More exciting is the prospect of finding materials in which superconductivity occurs at higher, more usable temperatures. If long-distance power lines could be made of superconducting materials, for example, electric bills would plummet.

Superconductivity at higher temperatures

Progress in reaching the goal of superconductivity at room temperature has been slow. in 1986 Johann Georg Bednorz and Karl Alex Müller at IBM used a ceramic made of lanthanum, barium, copper, and oxygen (LBCO) to achieve superconductivity at 30°K. A year later Paul Chu of the University of Huston and Maw-Kuen Wu of the University of Alabama substituted yttrium for lanthanum (YBCO) and achieved superconductivity at approximately 90°K. At that temperature, liquid nitrogen, a relatively inexpensive refrigerant, can be used.

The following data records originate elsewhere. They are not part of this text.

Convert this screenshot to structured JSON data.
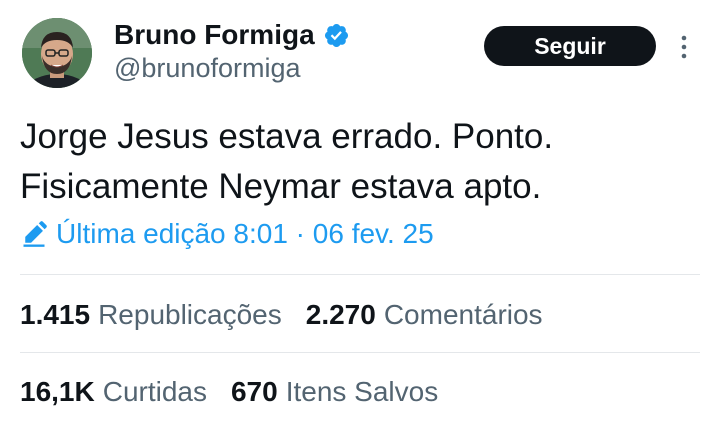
{
  "author": {
    "display_name": "Bruno Formiga",
    "handle": "@brunoformiga",
    "verified": true
  },
  "actions": {
    "follow_label": "Seguir"
  },
  "tweet": {
    "lines": [
      "Jorge Jesus estava errado. Ponto.",
      "Fisicamente Neymar estava apto."
    ],
    "edit_info": "Última edição 8:01 · 06 fev. 25"
  },
  "stats": {
    "reposts": {
      "count": "1.415",
      "label": "Republicações"
    },
    "comments": {
      "count": "2.270",
      "label": "Comentários"
    },
    "likes": {
      "count": "16,1K",
      "label": "Curtidas"
    },
    "bookmarks": {
      "count": "670",
      "label": "Itens Salvos"
    }
  },
  "colors": {
    "accent": "#1d9bf0",
    "text_primary": "#0f1419",
    "text_secondary": "#536471",
    "button_bg": "#0f1419"
  },
  "icons": {
    "verified": "verified-badge-icon",
    "more": "more-vertical-icon",
    "edit": "pencil-icon"
  }
}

LBCO, YBCO, and relatives are the so-called high temperature superconductors that seem to offer much promise for the future.

Still a mystery

Superconductors have already been put to a number of uses and have enormous potential impact on everyday life. Still, explaining superconductivity has proved difficult. No comprehensive theoretical explanation was offered until 1957, almost fifty years after Onnes’ discovery. And while industry is developing all kinds of practical applications for the latest superconductors, the theory behind them remains a mystery.